REDMOND — The Rev. Jesse Jackson continued his push for tech education at a conference Tuesday morning on the Microsoft campus outside of Seattle.

The civil rights leader was in the Seattle area as part of West Coast tour focusing on minority employment in the technology industry. On Monday, he visited a school in Kent that focuses on helping minority and low-income students gain science, math and technology skills.

At the conference in Redmond on improving education in science, technology, engineering and math, a state group released a report calling on Washington state to increase its spending on science and math education. The report calls for teaching preschoolers to do math, improving science education in elementary school, counseling more students to pursue technical degrees and making more room for them in Washington universities.

The Boston Consulting Group concludes that an investment of $650 million in initiatives like these will lead to 24,000 more Washington students getting science and technology jobs and bring billions more in tax revenue to the state.
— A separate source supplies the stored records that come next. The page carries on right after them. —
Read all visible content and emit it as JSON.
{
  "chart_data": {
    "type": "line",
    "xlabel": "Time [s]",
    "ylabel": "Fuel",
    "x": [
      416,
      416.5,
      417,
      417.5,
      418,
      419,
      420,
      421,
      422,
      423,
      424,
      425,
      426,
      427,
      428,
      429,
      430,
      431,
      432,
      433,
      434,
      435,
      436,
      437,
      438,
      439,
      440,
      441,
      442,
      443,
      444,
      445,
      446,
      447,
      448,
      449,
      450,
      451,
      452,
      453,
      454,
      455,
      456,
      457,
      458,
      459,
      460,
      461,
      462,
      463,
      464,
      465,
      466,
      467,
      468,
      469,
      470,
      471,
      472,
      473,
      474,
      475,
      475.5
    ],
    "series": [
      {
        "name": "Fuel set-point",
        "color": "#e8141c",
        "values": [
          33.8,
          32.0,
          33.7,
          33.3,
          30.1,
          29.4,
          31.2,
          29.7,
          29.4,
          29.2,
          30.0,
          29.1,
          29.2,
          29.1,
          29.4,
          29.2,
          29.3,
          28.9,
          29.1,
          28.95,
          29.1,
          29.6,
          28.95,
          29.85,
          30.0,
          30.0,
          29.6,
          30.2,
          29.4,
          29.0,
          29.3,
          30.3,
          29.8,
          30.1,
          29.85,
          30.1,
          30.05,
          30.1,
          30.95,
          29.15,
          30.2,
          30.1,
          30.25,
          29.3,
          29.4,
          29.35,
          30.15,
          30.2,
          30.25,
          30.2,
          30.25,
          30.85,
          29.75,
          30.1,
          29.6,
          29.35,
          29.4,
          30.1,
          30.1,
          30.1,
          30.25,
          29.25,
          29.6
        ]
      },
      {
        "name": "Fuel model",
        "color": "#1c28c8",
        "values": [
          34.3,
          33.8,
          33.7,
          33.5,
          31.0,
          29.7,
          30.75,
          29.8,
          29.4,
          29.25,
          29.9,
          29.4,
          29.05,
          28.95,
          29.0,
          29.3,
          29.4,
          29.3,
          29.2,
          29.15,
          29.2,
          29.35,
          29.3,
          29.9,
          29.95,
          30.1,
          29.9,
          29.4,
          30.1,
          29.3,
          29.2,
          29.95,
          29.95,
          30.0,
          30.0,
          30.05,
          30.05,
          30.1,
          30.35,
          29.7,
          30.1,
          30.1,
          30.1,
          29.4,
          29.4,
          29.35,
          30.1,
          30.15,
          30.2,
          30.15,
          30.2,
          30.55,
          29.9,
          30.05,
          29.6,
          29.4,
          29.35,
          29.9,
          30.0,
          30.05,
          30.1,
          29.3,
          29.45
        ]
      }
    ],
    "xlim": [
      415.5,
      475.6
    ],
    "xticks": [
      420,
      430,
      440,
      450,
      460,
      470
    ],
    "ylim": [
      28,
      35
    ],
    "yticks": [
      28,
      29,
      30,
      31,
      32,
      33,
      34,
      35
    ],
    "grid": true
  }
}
Among states with significant technology business, Washington is the largest importer of people with technology degrees they earned elsewhere, according to the report.

“The STEM skills gap in Washington is widening because of a lack of preparedness and program capacity,” the report stated. “The University of Washington, for example, is at capacity and turns away more than half of the qualified students who apply. The state creates a lot of high-impact jobs, but so far it has not created an efficient pathway for local students to get those jobs.”